Los hechos, según el relato del Ministerio Público a los que ha tenido acceso Maspalomas24H, se produjeron en el domicilio familiar situado en Santa Lucía de Tirajana durante el periodo de confinamiento y convivencia derivado de la crisis sanitaria, entre marzo y agosto de 2020. El acusado presuntamente aprovechó la situación de extrema vulnerabilidad de la víctima, quien es totalmente dependiente para todas las actividades de la vida diaria y carece de capacidad de obrar para cuestiones jurídicas o patrimoniales, para someterla a constantes abusos. La Fiscalía detalla una escalada de agresiones que incluyen tocamientos, penetraciones vaginales y una agresión bucal en la que el procesado llegó a emplear la fuerza para vencer la resistencia de la joven.
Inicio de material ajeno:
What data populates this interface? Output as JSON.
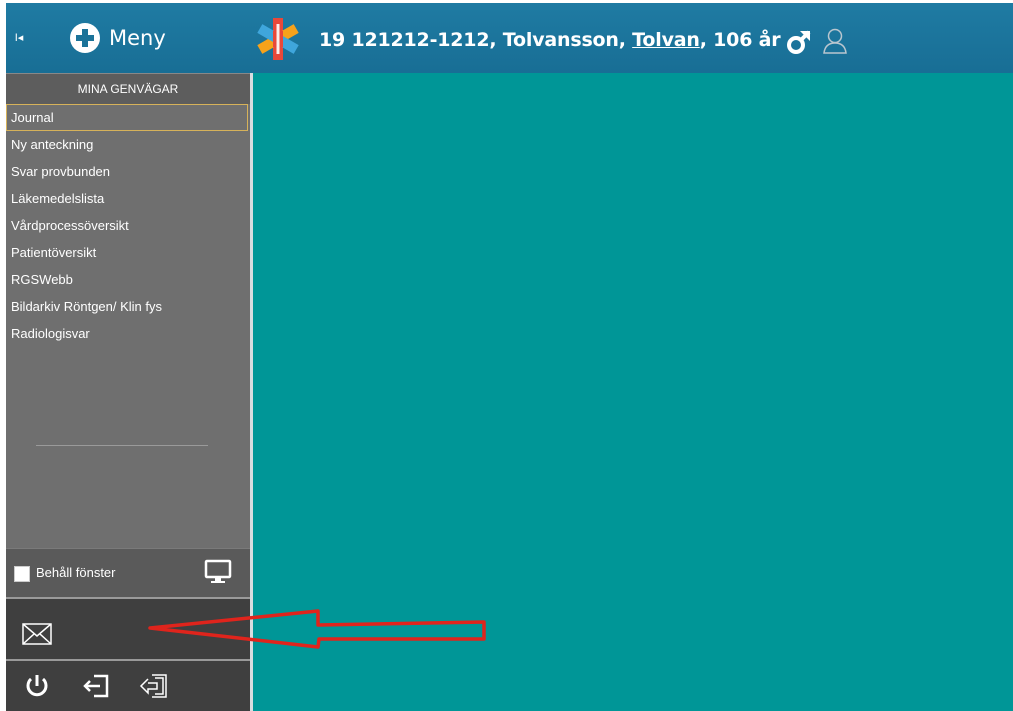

El escrito de calificación jurídica se apoya en la reciente reforma de la Ley Orgánica 10/2022, conocida como de garantía integral de la libertad sexual, al considerar que los actos se realizaron sin el consentimiento de una persona cuya capacidad de autodeterminación está anulada por su patología de base. La gravedad de las acusaciones se ve acentuada por las circunstancias de parentesco y la especial vulnerabilidad de la víctima por razón de su discapacidad, factores que elevan la petición fiscal a la franja superior de las penas previstas en el Código Penal.
Además de la pena privativa de libertad, la Fiscalía interesa la imposición de una medida de libertad vigilada por diez años tras la salida de prisión, así como la prohibición de aproximarse a la víctima o comunicarse con ella por cualquier medio durante una década. El procesado, que actualmente tiene prohibida la salida de la isla de Gran Canaria y carece de pasaporte por orden judicial, se enfrenta también a una inhabilitación especial para cualquier profesión o cargo público que conlleve contacto con menores o personas con discapacidad.